На глаза наворачиваются слёзы. Дядя Том не оставил меня. Он послал за мной. Я прикрываю рот дрожащей рукой, чтобы подавить всхлип, и с трудом сглатываю, принуждая слёзы отступить.
— У меня есть два правила, — говорит Дэмиан и делает шаг ближе. Он, может быть, и спас меня, но я чувствую себя более комфортно вдали от него.
— Не смотри вниз. Ты можешь смотреть в любую точку в ванной комнате, но не в зеркало и не на себя, и никаких запираний дверей, — в его голосе ясная нотка предупреждения, и я киваю. Я смотрю на выцветший узор на плитке. Она персикового и коричневого цвета. От коричневого цвета мой желудок сжимается.
Мой взгляд перепрыгивает на блёклые персиковые полотенца, на которых отчетливо видны пятна отбеливателя.
Мои глаза, наконец, возвращаются к Дэмиану, и я встречаю его суровый взгляд.
— У тебя десять минут.
Я жду, когда он уйдёт, и когда он это делает, то оставляет дверь полуоткрытой. Я испытываю облегчение. Я думаю, что могла бы умереть, если бы он закрыл эту дверь. Я не выносила маленькие помещения, ещё до похищения. Теперь они вселяют в меня ужас.
Я не могу заставить себя быстро двигаться. Когда я снимаю пиджак, боль пронзает мой левый бок, затрудняя дыхание. Я держусь за стену и шагаю в душ. Ухватившись за маленькую рейку, я позволяю горячей воде обрызгать меня. Поясницу жжёт там, где Генри пинал меня.
Я поворачиваю лицо к воде и позволяю ей омывать меня некоторое время. Моя щека, челюсть и рот начинают болезненно пульсировать, когда жизнь возвращается к ранам, а затем боль распространяется вниз по моему телу, беспощадная и грубая.

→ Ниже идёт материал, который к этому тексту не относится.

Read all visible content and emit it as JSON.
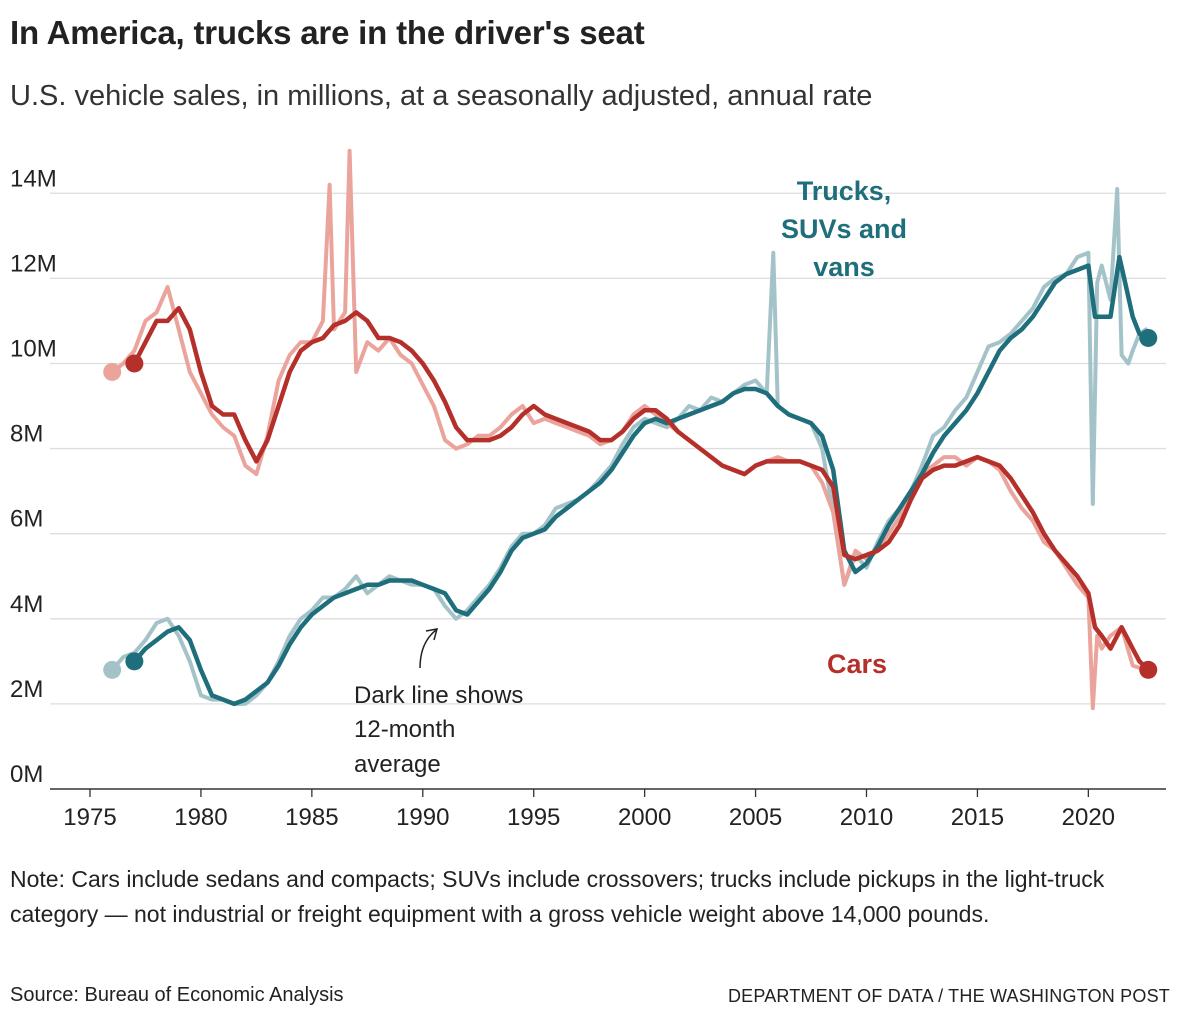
{
  "title": "In America, trucks are in the driver's seat",
  "subtitle": "U.S. vehicle sales, in millions, at a seasonally adjusted, annual rate",
  "note": "Note: Cars include sedans and compacts; SUVs include crossovers; trucks include pickups in the light-truck category — not industrial or freight equipment with a gross vehicle weight above 14,000 pounds.",
  "source": "Source: Bureau of Economic Analysis",
  "credit": "DEPARTMENT OF DATA / THE WASHINGTON POST",
  "annotation": [
    "Dark line shows",
    "12-month",
    "average"
  ],
  "colors": {
    "cars_avg": "#b5302a",
    "cars_raw": "#eba49c",
    "trucks_avg": "#1f6e7c",
    "trucks_raw": "#a4c3c9",
    "grid": "#dddddd",
    "axis": "#333333"
  },
  "chart_data": {
    "type": "line",
    "title": "U.S. vehicle sales, in millions, at a seasonally adjusted, annual rate",
    "xlabel": "",
    "ylabel": "",
    "xlim": [
      1975,
      2023.5
    ],
    "ylim": [
      0,
      14.5
    ],
    "xticks": [
      1975,
      1980,
      1985,
      1990,
      1995,
      2000,
      2005,
      2010,
      2015,
      2020
    ],
    "xtick_labels": [
      "1975",
      "1980",
      "1985",
      "1990",
      "1995",
      "2000",
      "2005",
      "2010",
      "2015",
      "2020"
    ],
    "yticks": [
      0,
      2,
      4,
      6,
      8,
      10,
      12,
      14
    ],
    "ytick_labels": [
      "0M",
      "2M",
      "4M",
      "6M",
      "8M",
      "10M",
      "12M",
      "14M"
    ],
    "series": [
      {
        "name": "Trucks, SUVs and vans",
        "label_lines": [
          "Trucks,",
          "SUVs and",
          "vans"
        ],
        "kind": "monthly",
        "x": [
          1976.0,
          1976.5,
          1977.0,
          1977.5,
          1978.0,
          1978.5,
          1979.0,
          1979.5,
          1980.0,
          1980.5,
          1981.0,
          1981.5,
          1982.0,
          1982.5,
          1983.0,
          1983.5,
          1984.0,
          1984.5,
          1985.0,
          1985.5,
          1986.0,
          1986.5,
          1987.0,
          1987.5,
          1988.0,
          1988.5,
          1989.0,
          1989.5,
          1990.0,
          1990.5,
          1991.0,
          1991.5,
          1992.0,
          1992.5,
          1993.0,
          1993.5,
          1994.0,
          1994.5,
          1995.0,
          1995.5,
          1996.0,
          1996.5,
          1997.0,
          1997.5,
          1998.0,
          1998.5,
          1999.0,
          1999.5,
          2000.0,
          2000.5,
          2001.0,
          2001.5,
          2002.0,
          2002.5,
          2003.0,
          2003.5,
          2004.0,
          2004.5,
          2005.0,
          2005.5,
          2005.8,
          2006.0,
          2006.5,
          2007.0,
          2007.5,
          2008.0,
          2008.5,
          2009.0,
          2009.5,
          2010.0,
          2010.5,
          2011.0,
          2011.5,
          2012.0,
          2012.5,
          2013.0,
          2013.5,
          2014.0,
          2014.5,
          2015.0,
          2015.5,
          2016.0,
          2016.5,
          2017.0,
          2017.5,
          2018.0,
          2018.5,
          2019.0,
          2019.5,
          2020.0,
          2020.2,
          2020.4,
          2020.6,
          2021.0,
          2021.3,
          2021.5,
          2021.8,
          2022.0,
          2022.3,
          2022.6
        ],
        "values": [
          2.8,
          3.1,
          3.2,
          3.5,
          3.9,
          4.0,
          3.6,
          3.0,
          2.2,
          2.1,
          2.1,
          2.0,
          2.0,
          2.2,
          2.5,
          3.0,
          3.6,
          4.0,
          4.2,
          4.5,
          4.5,
          4.7,
          5.0,
          4.6,
          4.8,
          5.0,
          4.9,
          4.8,
          4.8,
          4.7,
          4.3,
          4.0,
          4.2,
          4.5,
          4.8,
          5.2,
          5.7,
          6.0,
          6.0,
          6.2,
          6.6,
          6.7,
          6.8,
          7.0,
          7.3,
          7.6,
          8.1,
          8.5,
          8.7,
          8.6,
          8.5,
          8.7,
          9.0,
          8.9,
          9.2,
          9.1,
          9.3,
          9.5,
          9.6,
          9.3,
          12.6,
          9.0,
          8.8,
          8.7,
          8.6,
          8.0,
          6.5,
          4.8,
          5.5,
          5.2,
          5.8,
          6.3,
          6.6,
          7.0,
          7.6,
          8.3,
          8.5,
          8.9,
          9.2,
          9.8,
          10.4,
          10.5,
          10.7,
          11.0,
          11.3,
          11.8,
          12.0,
          12.1,
          12.5,
          12.6,
          6.7,
          11.9,
          12.3,
          11.5,
          14.1,
          10.2,
          10.0,
          10.3,
          10.7,
          10.8
        ]
      },
      {
        "name": "Trucks, SUVs and vans (12-month average)",
        "kind": "average",
        "x": [
          1977.0,
          1977.5,
          1978.0,
          1978.5,
          1979.0,
          1979.5,
          1980.0,
          1980.5,
          1981.0,
          1981.5,
          1982.0,
          1982.5,
          1983.0,
          1983.5,
          1984.0,
          1984.5,
          1985.0,
          1985.5,
          1986.0,
          1986.5,
          1987.0,
          1987.5,
          1988.0,
          1988.5,
          1989.0,
          1989.5,
          1990.0,
          1990.5,
          1991.0,
          1991.5,
          1992.0,
          1992.5,
          1993.0,
          1993.5,
          1994.0,
          1994.5,
          1995.0,
          1995.5,
          1996.0,
          1996.5,
          1997.0,
          1997.5,
          1998.0,
          1998.5,
          1999.0,
          1999.5,
          2000.0,
          2000.5,
          2001.0,
          2001.5,
          2002.0,
          2002.5,
          2003.0,
          2003.5,
          2004.0,
          2004.5,
          2005.0,
          2005.5,
          2006.0,
          2006.5,
          2007.0,
          2007.5,
          2008.0,
          2008.5,
          2009.0,
          2009.5,
          2010.0,
          2010.5,
          2011.0,
          2011.5,
          2012.0,
          2012.5,
          2013.0,
          2013.5,
          2014.0,
          2014.5,
          2015.0,
          2015.5,
          2016.0,
          2016.5,
          2017.0,
          2017.5,
          2018.0,
          2018.5,
          2019.0,
          2019.5,
          2020.0,
          2020.3,
          2020.6,
          2021.0,
          2021.4,
          2021.7,
          2022.0,
          2022.3,
          2022.7
        ],
        "values": [
          3.0,
          3.3,
          3.5,
          3.7,
          3.8,
          3.5,
          2.8,
          2.2,
          2.1,
          2.0,
          2.1,
          2.3,
          2.5,
          2.9,
          3.4,
          3.8,
          4.1,
          4.3,
          4.5,
          4.6,
          4.7,
          4.8,
          4.8,
          4.9,
          4.9,
          4.9,
          4.8,
          4.7,
          4.6,
          4.2,
          4.1,
          4.4,
          4.7,
          5.1,
          5.6,
          5.9,
          6.0,
          6.1,
          6.4,
          6.6,
          6.8,
          7.0,
          7.2,
          7.5,
          7.9,
          8.3,
          8.6,
          8.7,
          8.6,
          8.7,
          8.8,
          8.9,
          9.0,
          9.1,
          9.3,
          9.4,
          9.4,
          9.3,
          9.0,
          8.8,
          8.7,
          8.6,
          8.3,
          7.5,
          5.6,
          5.1,
          5.3,
          5.7,
          6.2,
          6.6,
          7.0,
          7.4,
          7.9,
          8.3,
          8.6,
          8.9,
          9.3,
          9.8,
          10.3,
          10.6,
          10.8,
          11.1,
          11.5,
          11.9,
          12.1,
          12.2,
          12.3,
          11.1,
          11.1,
          11.1,
          12.5,
          11.8,
          11.1,
          10.7,
          10.6
        ]
      },
      {
        "name": "Cars",
        "label_lines": [
          "Cars"
        ],
        "kind": "monthly",
        "x": [
          1976.0,
          1976.5,
          1977.0,
          1977.5,
          1978.0,
          1978.5,
          1979.0,
          1979.5,
          1980.0,
          1980.5,
          1981.0,
          1981.5,
          1982.0,
          1982.5,
          1983.0,
          1983.5,
          1984.0,
          1984.5,
          1985.0,
          1985.5,
          1985.8,
          1986.0,
          1986.5,
          1986.7,
          1987.0,
          1987.5,
          1988.0,
          1988.5,
          1989.0,
          1989.5,
          1990.0,
          1990.5,
          1991.0,
          1991.5,
          1992.0,
          1992.5,
          1993.0,
          1993.5,
          1994.0,
          1994.5,
          1995.0,
          1995.5,
          1996.0,
          1996.5,
          1997.0,
          1997.5,
          1998.0,
          1998.5,
          1999.0,
          1999.5,
          2000.0,
          2000.5,
          2001.0,
          2001.5,
          2002.0,
          2002.5,
          2003.0,
          2003.5,
          2004.0,
          2004.5,
          2005.0,
          2005.5,
          2006.0,
          2006.5,
          2007.0,
          2007.5,
          2008.0,
          2008.5,
          2009.0,
          2009.5,
          2010.0,
          2010.5,
          2011.0,
          2011.5,
          2012.0,
          2012.5,
          2013.0,
          2013.5,
          2014.0,
          2014.5,
          2015.0,
          2015.5,
          2016.0,
          2016.5,
          2017.0,
          2017.5,
          2018.0,
          2018.5,
          2019.0,
          2019.5,
          2020.0,
          2020.2,
          2020.4,
          2020.6,
          2021.0,
          2021.5,
          2022.0,
          2022.6
        ],
        "values": [
          9.8,
          10.0,
          10.3,
          11.0,
          11.2,
          11.8,
          10.8,
          9.8,
          9.3,
          8.8,
          8.5,
          8.3,
          7.6,
          7.4,
          8.3,
          9.6,
          10.2,
          10.5,
          10.5,
          11.0,
          14.2,
          10.8,
          11.2,
          15.0,
          9.8,
          10.5,
          10.3,
          10.6,
          10.2,
          10.0,
          9.5,
          9.0,
          8.2,
          8.0,
          8.1,
          8.3,
          8.3,
          8.5,
          8.8,
          9.0,
          8.6,
          8.7,
          8.6,
          8.5,
          8.4,
          8.3,
          8.1,
          8.2,
          8.4,
          8.8,
          9.0,
          8.8,
          8.6,
          8.4,
          8.2,
          8.0,
          7.8,
          7.6,
          7.5,
          7.4,
          7.6,
          7.7,
          7.8,
          7.7,
          7.7,
          7.6,
          7.2,
          6.5,
          4.8,
          5.6,
          5.4,
          5.6,
          6.0,
          6.4,
          6.9,
          7.4,
          7.6,
          7.8,
          7.8,
          7.6,
          7.8,
          7.7,
          7.5,
          7.0,
          6.6,
          6.3,
          5.8,
          5.6,
          5.2,
          4.8,
          4.5,
          1.9,
          3.6,
          3.3,
          3.6,
          3.8,
          2.9,
          2.8
        ]
      },
      {
        "name": "Cars (12-month average)",
        "kind": "average",
        "x": [
          1977.0,
          1977.5,
          1978.0,
          1978.5,
          1979.0,
          1979.5,
          1980.0,
          1980.5,
          1981.0,
          1981.5,
          1982.0,
          1982.5,
          1983.0,
          1983.5,
          1984.0,
          1984.5,
          1985.0,
          1985.5,
          1986.0,
          1986.5,
          1987.0,
          1987.5,
          1988.0,
          1988.5,
          1989.0,
          1989.5,
          1990.0,
          1990.5,
          1991.0,
          1991.5,
          1992.0,
          1992.5,
          1993.0,
          1993.5,
          1994.0,
          1994.5,
          1995.0,
          1995.5,
          1996.0,
          1996.5,
          1997.0,
          1997.5,
          1998.0,
          1998.5,
          1999.0,
          1999.5,
          2000.0,
          2000.5,
          2001.0,
          2001.5,
          2002.0,
          2002.5,
          2003.0,
          2003.5,
          2004.0,
          2004.5,
          2005.0,
          2005.5,
          2006.0,
          2006.5,
          2007.0,
          2007.5,
          2008.0,
          2008.5,
          2009.0,
          2009.5,
          2010.0,
          2010.5,
          2011.0,
          2011.5,
          2012.0,
          2012.5,
          2013.0,
          2013.5,
          2014.0,
          2014.5,
          2015.0,
          2015.5,
          2016.0,
          2016.5,
          2017.0,
          2017.5,
          2018.0,
          2018.5,
          2019.0,
          2019.5,
          2020.0,
          2020.3,
          2020.6,
          2021.0,
          2021.5,
          2021.8,
          2022.0,
          2022.3,
          2022.7
        ],
        "values": [
          10.0,
          10.5,
          11.0,
          11.0,
          11.3,
          10.8,
          9.8,
          9.0,
          8.8,
          8.8,
          8.2,
          7.7,
          8.2,
          9.0,
          9.8,
          10.3,
          10.5,
          10.6,
          10.9,
          11.0,
          11.2,
          11.0,
          10.6,
          10.6,
          10.5,
          10.3,
          10.0,
          9.6,
          9.1,
          8.5,
          8.2,
          8.2,
          8.2,
          8.3,
          8.5,
          8.8,
          9.0,
          8.8,
          8.7,
          8.6,
          8.5,
          8.4,
          8.2,
          8.2,
          8.4,
          8.7,
          8.9,
          8.9,
          8.7,
          8.4,
          8.2,
          8.0,
          7.8,
          7.6,
          7.5,
          7.4,
          7.6,
          7.7,
          7.7,
          7.7,
          7.7,
          7.6,
          7.5,
          7.1,
          5.5,
          5.4,
          5.5,
          5.6,
          5.8,
          6.2,
          6.8,
          7.3,
          7.5,
          7.6,
          7.6,
          7.7,
          7.8,
          7.7,
          7.6,
          7.3,
          6.9,
          6.5,
          6.0,
          5.6,
          5.3,
          5.0,
          4.6,
          3.8,
          3.6,
          3.3,
          3.8,
          3.5,
          3.3,
          3.0,
          2.8
        ]
      }
    ]
  }
}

Мои движения вялые. У меня нет сил, и моё тело болит. Вся моя сила была выжата из меня и заменена этим душераздирающим кошмаром, который наполняет каждую мою частицу болезненной темнотой.
Я тянусь за мылом. Оно твёрдое и потрескавшееся, и мне приходиться поработать с ним под водой, чтобы заставить его вспениться. Я не отрываю глаз от растрескавшейся плитки. Один угол сколот.
Я кусаю мою чувствительную нижнюю губу, когда скольжу куском мыла между ног. Щиплет и болит так сильно, что мои ноги начинают дрожать под моим весом. Независимо от того, сколько раз я мою там, это ощущается так, будто сперма всё ещё во мне. Рыдания вырываются из меня, сметая эмоциональные барьеры, и я быстро прикрываю рот тыльной стороной мыльной руки. Одна слезинка скользит из моего правого глаза и исчезает в воде. Я делаю глубокие вдохи, борясь за контроль с разрушительными чувствами.
Потом я мою левую руку, следя за тем, чтобы охватить каждый дюйм. Хотя я и хочу отскрести свою кожу, мои движения остаются вялыми. Каждая ссадина на моей коже болит. Боль — это тошнотворное напоминание о том, что произошло.
После того, как я обмываю всё моё тело, я повторяю весь процесс и моюсь заново. Каждый синяк болезненно пульсирует. Каждая рана болит, словно я сгораю в огне.
Я использую дешёвое мыло, чтобы вымыть волосы. Всё лучше, чем ничего, верно? Споласкиваю мыльную пену, а затем отжимаю лишнюю воду. Прислонившись к плитке, я понимаю, что полностью истощена.
Когда начинает бежать холодная вода, я отключаю её. Я беру полотенце и оборачиваю его вокруг своего чувствительного тела. Выхожу из душа, и тогда я вижу Дэмиана, стоящего у двери, мое сердце начинает колотиться сильнее, и я борюсь с собой, чтобы не позволить ужасу поглотить меня.
Я застываю и хватаюсь за полотенце, не зная, что делать.
Мужчина указывает на стойку.
— Одевайся и приходи есть.
Дэмиан снова выходит, и из-за страха, что он может вернуться, я двигаюсь так быстро, как могу. Я терплю боль, когда натягиваю свежие трусики вверх по ногам. Я откладываю лифчик и хватаю поношенную рубашку. Она старая, большая, выцветшего коричневого цвета, но я не обращаю на это внимания. Затем надеваю коричневые спортивные штаны, и хоть я и ненавижу их носить, я довольна тем, что они удобные и мягкие, особенно у меня между ног.